In the past few years we have seen some consolidation in the sector. Consolidation has the potential to offer additional efficiencies and change industry structures for the benefit of consumers and shareholders. Of course, it can also have negligible or negative effects as well. For example, larger financial institutions typically raise funds at a lower cost than a smaller institution, and if a large bank were to merge with a smaller financial institution, margins may be enhanced across a merged entity. This is usually at the determent, though, of one of the merged entities. The recent changes may push consolidation to accommodate new business realities.

On a positive note, competitive factors have pushed a number of banks and MFIs into client segments they would normally not have focused on.
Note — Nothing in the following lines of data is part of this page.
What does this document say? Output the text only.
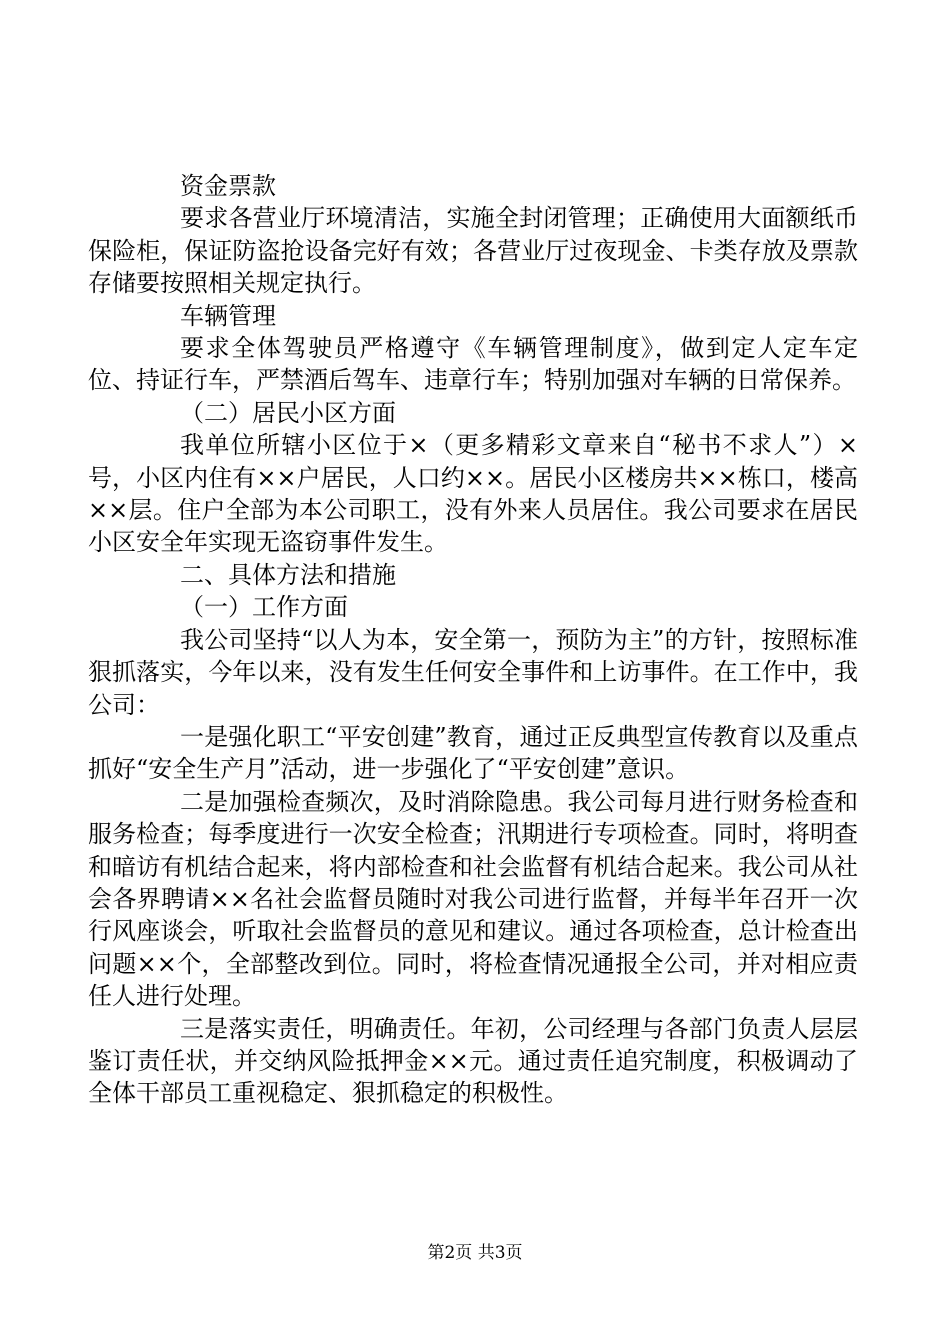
资金票款

要求各营业厅环境清洁，实施全封闭管理；正确使用大面额纸币保险柜，保证防盗抢设备完好有效；各营业厅过夜现金、卡类存放及票款存储要按照相关规定执行。

车辆管理

要求全体驾驶员严格遵守《车辆管理制度》，做到定人定车定位、持证行车，严禁酒后驾车、违章行车；特别加强对车辆的日常保养。

（二）居民小区方面

我单位所辖小区位于×（更多精彩文章来自“秘书不求人”）×号，小区内住有××户居民，人口约××。居民小区楼房共××栋口，楼高××层。住户全部为本公司职工，没有外来人员居住。我公司要求在居民小区安全年实现无盗窃事件发生。

二、具体方法和措施

（一）工作方面

我公司坚持“以人为本，安全第一，预防为主”的方针，按照标准狠抓落实，今年以来，没有发生任何安全事件和上访事件。在工作中，我公司：

一是强化职工“平安创建”教育，通过正反典型宣传教育以及重点抓好“安全生产月”活动，进一步强化了“平安创建”意识。

二是加强检查频次，及时消除隐患。我公司每月进行财务检查和服务检查；每季度进行一次安全检查；汛期进行专项检查。同时，将明查和暗访有机结合起来，将内部检查和社会监督有机结合起来。我公司从社会各界聘请××名社会监督员随时对我公司进行监督，并每半年召开一次行风座谈会，听取社会监督员的意见和建议。通过各项检查，总计检查出问题××个，全部整改到位。同时，将检查情况通报全公司，并对相应责任人进行处理。

三是落实责任，明确责任。年初，公司经理与各部门负责人层层鉴订责任状，并交纳风险抵押金××元。通过责任追究制度，积极调动了全体干部员工重视稳定、狠抓稳定的积极性。

第2页 共3页
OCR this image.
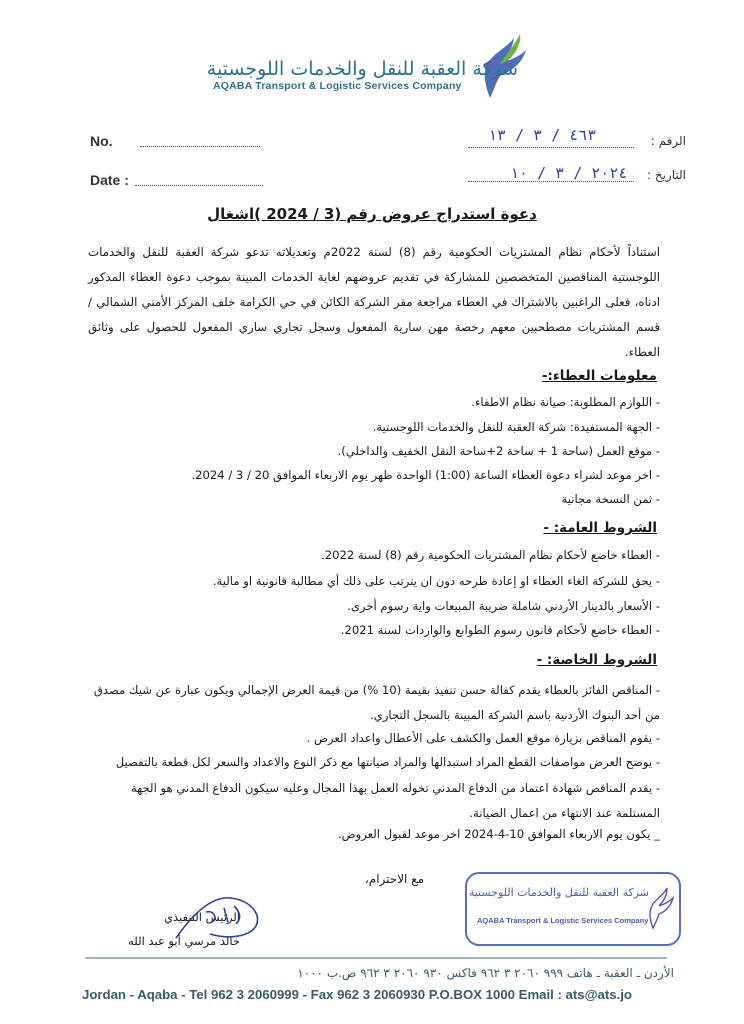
شركة العقبة للنقل والخدمات اللوجستية
AQABA Transport & Logistic Services Company
No.
Date :
الرقم :
٤٦٣ / ٣ / ١٣
التاريخ :
٢٠٢٤ / ٣ / ١٠
دعوة استدراج عروض رقم (3 / 2024 )اشغال
استناداً لأحكام نظام المشتريات الحكومية رقم (8) لسنة 2022م وتعديلاته تدعو شركة العقبة للنقل والخدمات اللوجستية المناقصين المتخصصين للمشاركة في تقديم عروضهم لغاية الخدمات المبينة بموجب دعوة العطاء المذكور ادناه، فعلى الراغبين بالاشتراك في العطاء مراجعة مقر الشركة الكائن في حي الكرامة خلف المركز الأمني الشمالي / قسم المشتريات مصطحبين معهم رخصة مهن سارية المفعول وسجل تجاري ساري المفعول للحصول على وثائق العطاء.
معلومات العطاء:-
- اللوازم المطلوبة: صيانة نظام الاطفاء.
- الجهة المستفيدة: شركة العقبة للنقل والخدمات اللوجستية.
- موقع العمل (ساحة 1 + ساحة 2+ساحة النقل الخفيف والداخلي).
- اخر موعد لشراء دعوة العطاء الساعة (1:00) الواحدة ظهر يوم الاربعاء الموافق 20 / 3 / 2024.
- ثمن النسخة مجانية
الشروط العامة: -
- العطاء خاضع لأحكام نظام المشتريات الحكومية رقم (8) لسنة 2022.
- يحق للشركة الغاء العطاء او إعادة طرحه دون ان يترتب على ذلك أي مطالبة قانونية او مالية.
- الأسعار بالدينار الأردني شاملة ضريبة المبيعات واية رسوم أخرى.
- العطاء خاضع لأحكام قانون رسوم الطوابع والواردات لسنة 2021.
الشروط الخاصة: -
- المناقص الفائز بالعطاء يقدم كفالة حسن تنفيذ بقيمة (10 %) من قيمة العرض الإجمالي ويكون عبارة عن شيك مصدق من أحد البنوك الأردنية باسم الشركة المبينة بالسجل التجاري.
- يقوم المناقص بزيارة موقع العمل والكشف على الأعطال واعداد العرض .
- يوضح العرض مواصفات القطع المراد استبدالها والمراد صيانتها مع ذكر النوع والاعداد والسعر لكل قطعة بالتفصيل
- يقدم المناقص شهادة اعتماد من الدفاع المدني تخوله العمل بهذا المجال وعليه سيكون الدفاع المدني هو الجهة المستلمة عند الانتهاء من اعمال الصيانة.
_ يكون يوم الاربعاء الموافق 10-4-2024 اخر موعد لقبول العروض.
مع الاحترام،
الرئيس التنفيذي
خالد مرسي أبو عبد الله
شركة العقبة للنقل والخدمات اللوجستية
AQABA Transport & Logistic Services Company
الأردن ـ العقبة ـ هاتف ٩٩٩ ٢٠٦٠ ٣ ٩٦٢ فاكس ٩٣٠ ٢٠٦٠ ٣ ٩٦٢ ص.ب ١٠٠٠
Jordan - Aqaba - Tel 962 3 2060999 - Fax 962 3 2060930 P.O.BOX 1000 Email : ats@ats.jo
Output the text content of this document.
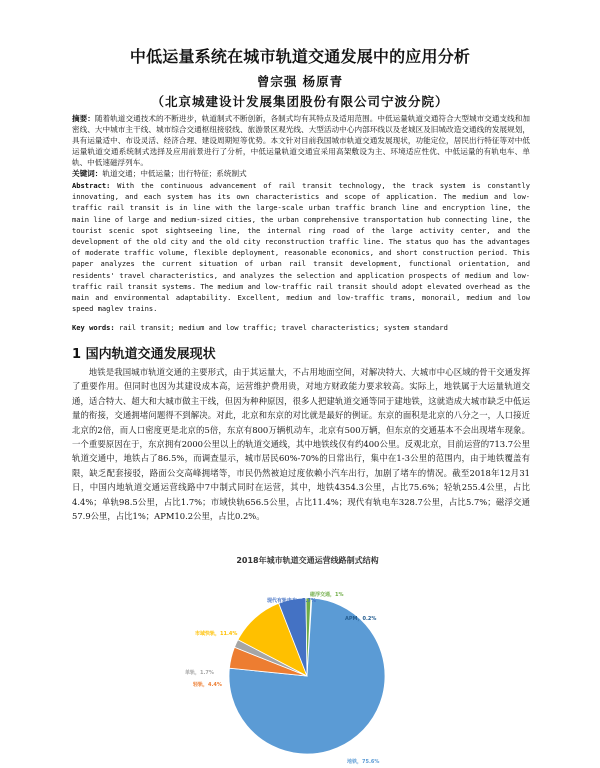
中低运量系统在城市轨道交通发展中的应用分析
曾宗强 杨原青
（北京城建设计发展集团股份有限公司宁波分院）
摘要：随着轨道交通技术的不断进步，轨道制式不断创新，各制式均有其特点及适用范围。中低运量轨道交通符合大型城市交通支线和加密线、大中城市主干线、城市综合交通枢纽接驳线、旅游景区观光线、大型活动中心内部环线以及老城区及旧城改造交通线的发展规划，具有运量适中、布设灵活、经济合理、建设周期短等优势。本文针对目前我国城市轨道交通发展现状，功能定位，居民出行特征等对中低运量轨道交通系统制式选择及应用前景进行了分析，中低运量轨道交通宜采用高架敷设为主、环境适应性优、中低运量的有轨电车、单轨、中低速磁浮列车。
关键词：轨道交通；中低运量；出行特征；系统制式
Abstract: With the continuous advancement of rail transit technology, the track system is constantly innovating, and each system has its own characteristics and scope of application. The medium and low-traffic rail transit is in line with the large-scale urban traffic branch line and encryption line, the main line of large and medium-sized cities, the urban comprehensive transportation hub connecting line, the tourist scenic spot sightseeing line, the internal ring road of the large activity center, and the development of the old city and the old city reconstruction traffic line. The status quo has the advantages of moderate traffic volume, flexible deployment, reasonable economics, and short construction period. This paper analyzes the current situation of urban rail transit development, functional orientation, and residents' travel characteristics, and analyzes the selection and application prospects of medium and low-traffic rail transit systems. The medium and low-traffic rail transit should adopt elevated overhead as the main and environmental adaptability. Excellent, medium and low-traffic trams, monorail, medium and low speed maglev trains.
Key words: rail transit; medium and low traffic; travel characteristics; system standard
1 国内轨道交通发展现状
地铁是我国城市轨道交通的主要形式，由于其运量大，不占用地面空间，对解决特大、大城市中心区域的骨干交通发挥了重要作用。但同时也因为其建设成本高，运营维护费用贵，对地方财政能力要求较高。实际上，地铁属于大运量轨道交通，适合特大、超大和大城市做主干线，但因为种种原因，很多人把建轨道交通等同于建地铁，这就造成大城市缺乏中低运量的衔接，交通拥堵问题得不到解决。对此，北京和东京的对比就是最好的例证。东京的面积是北京的八分之一，人口接近北京的2倍，而人口密度更是北京的5倍，东京有800万辆机动车，北京有500万辆，但东京的交通基本不会出现堵车现象。一个重要原因在于，东京拥有2000公里以上的轨道交通线，其中地铁线仅有约400公里。反观北京，目前运营的713.7公里轨道交通中，地铁占了86.5%，而调查显示，城市居民60%-70%的日常出行，集中在1-3公里的范围内，由于地铁覆盖有限，缺乏配套接驳，路面公交高峰拥堵等，市民仍然被迫过度依赖小汽车出行，加剧了堵车的情况。截至2018年12月31日，中国内地轨道交通运营线路中7中制式同时在运营，其中，地铁4354.3公里，占比75.6%；轻轨255.4公里，占比4.4%；单轨98.5公里，占比1.7%；市域快轨656.5公里，占比11.4%；现代有轨电车328.7公里，占比5.7%；磁浮交通57.9公里，占比1%；APM10.2公里，占比0.2%。
2018年城市轨道交通运营线路制式结构
地铁，75.6%
轻轨，4.4%
单轨，1.7%
市域快轨，11.4%
现代有轨电车，5.7%
磁浮交通，1%
APM，0.2%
Although interest rates have already been on the decline for more than a decade it has still provided attractive returns for investors. For example, traditional MFI lenders are increasingly doing small and medium-sized enterprises (SME) loans and more banks are pushing into the SME space. This has benefited customers the most, offering a higher range of product and service choices while providing access to finance at a cheaper cost.

Overall, the future of the financial sector in Cambodia still looks strong and is going to be increasingly technology based. This means that many financial services will be done on electronic platforms saving both the client and the financial institution time and money. And while these changes would have likely to take much more time to evolve than a developed economy, perhaps these recent developments will push it faster. These advances will facilitate new operating structures in financial institutions that will make them leaner and better for consumers.

David Sok Dara Marshall is a Canadian Cambodian who has been working in the banking sector for more than 19 years. Prior to joining Mekong Strategic Partners as a partner in 2016, Marshall was the head of multi-national corporates and financial institutions group with ANZ Royal Bank.